In order to complete the detection process, we need to estimate a set of bounding boxes for each image. Although the output resolution is smaller than the input image, we rescale the binary masks to the resolution as the input image. The goal is to estimate bounding boxes bb = (i, j, k, l) parametrized by their upper-left corner (i, j) and lower-right corner (k, l) in output mask coordinates.

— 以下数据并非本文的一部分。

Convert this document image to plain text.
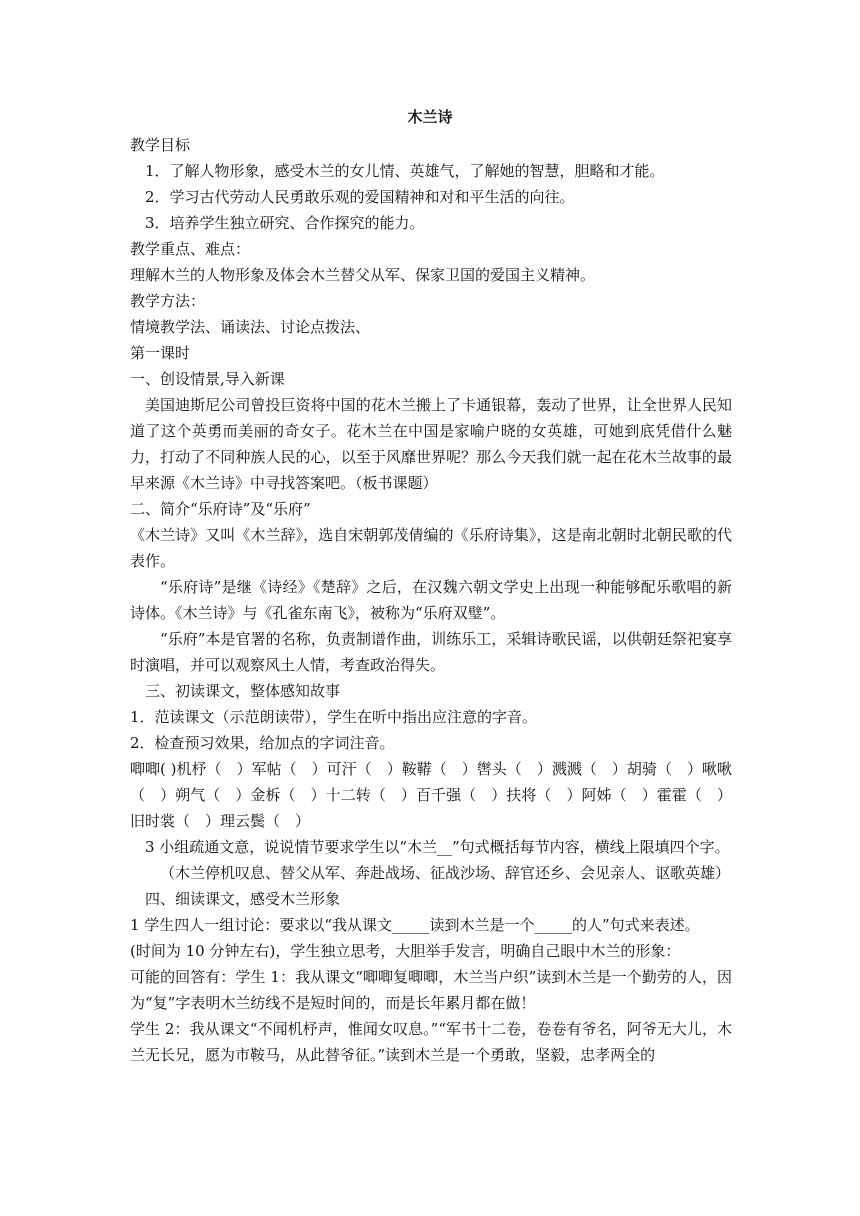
木兰诗

教学目标

1．了解人物形象，感受木兰的女儿情、英雄气，了解她的智慧，胆略和才能。

2．学习古代劳动人民勇敢乐观的爱国精神和对和平生活的向往。

3．培养学生独立研究、合作探究的能力。

教学重点、难点：

理解木兰的人物形象及体会木兰替父从军、保家卫国的爱国主义精神。

教学方法：

情境教学法、诵读法、讨论点拨法、

第一课时

一、创设情景,导入新课

美国迪斯尼公司曾投巨资将中国的花木兰搬上了卡通银幕，轰动了世界，让全世界人民知道了这个英勇而美丽的奇女子。花木兰在中国是家喻户晓的女英雄，可她到底凭借什么魅力，打动了不同种族人民的心，以至于风靡世界呢？那么今天我们就一起在花木兰故事的最早来源《木兰诗》中寻找答案吧。（板书课题）

二、简介“乐府诗”及“乐府”

《木兰诗》又叫《木兰辞》，选自宋朝郭茂倩编的《乐府诗集》，这是南北朝时北朝民歌的代表作。

“乐府诗”是继《诗经》《楚辞》之后，在汉魏六朝文学史上出现一种能够配乐歌唱的新诗体。《木兰诗》与《孔雀东南飞》，被称为“乐府双璧”。

“乐府”本是官署的名称，负责制谱作曲，训练乐工，采辑诗歌民谣，以供朝廷祭祀宴享时演唱，并可以观察风土人情，考查政治得失。

三、初读课文，整体感知故事

1．范读课文（示范朗读带），学生在听中指出应注意的字音。

2．检查预习效果，给加点的字词注音。

唧唧( )机杼（　）军帖（　）可汗（　）鞍鞯（　）辔头（　）溅溅（　）胡骑（　）啾啾（　）朔气（　）金柝（　）十二转（　）百千强（　）扶将（　）阿姊（　）霍霍（　）旧时裳（　）理云鬓（　）

3 小组疏通文意，说说情节要求学生以“木兰__”句式概括每节内容，横线上限填四个字。

（木兰停机叹息、替父从军、奔赴战场、征战沙场、辞官还乡、会见亲人、讴歌英雄）

四、细读课文，感受木兰形象

1 学生四人一组讨论：要求以“我从课文_____读到木兰是一个_____的人”句式来表述。

(时间为 10 分钟左右)，学生独立思考，大胆举手发言，明确自己眼中木兰的形象：

可能的回答有：学生 1：我从课文“唧唧复唧唧，木兰当户织”读到木兰是一个勤劳的人，因为“复”字表明木兰纺线不是短时间的，而是长年累月都在做！

学生 2：我从课文“不闻机杼声，惟闻女叹息。”“军书十二卷，卷卷有爷名，阿爷无大儿，木兰无长兄，愿为市鞍马，从此替爷征。”读到木兰是一个勇敢，坚毅，忠孝两全的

为此, 我们使用分数 S 表示每个边界框 bb 与掩码的协议, 并推断得分最高的框。一个自然的协议是测量边界箱的哪一部分被掩码覆盖:
To do this, we use a score S expressing an agreement of each bounding box bb with the masks and infer the boxes with highest scores. A natural agreement would be to measure what portion of the bounding box is covered by the mask:
我们在 (i, j) 索引的所有网络输出上求和, 并用 m = DNN (x) 表示网络的输出。如果我们将上述分数扩展到所有五种掩码类型, 则最终分数为:
where we sum over all network outputs indexed by (i, j) and denote by m = DNN(x) the output of the network. If we expand the above score over all five mask types, then final score reads:
其中half = {full,bottom,top,left,left}索引整个框及其四个部分。 对于h,表示部分中的一个, h ˉ \bar h hˉ表示h的相反的部分,例如 顶部掩码应该被顶部掩码很好地覆盖,而不是底部掩码。 对于h = full,我们用 h ˉ \bar h hˉ表示bb周围的矩形区域,如果完整掩码延伸到bb之外,则其得分将受到惩罚。 在上述总和中,如果与所有五个掩码一致,则框的分数将是大的。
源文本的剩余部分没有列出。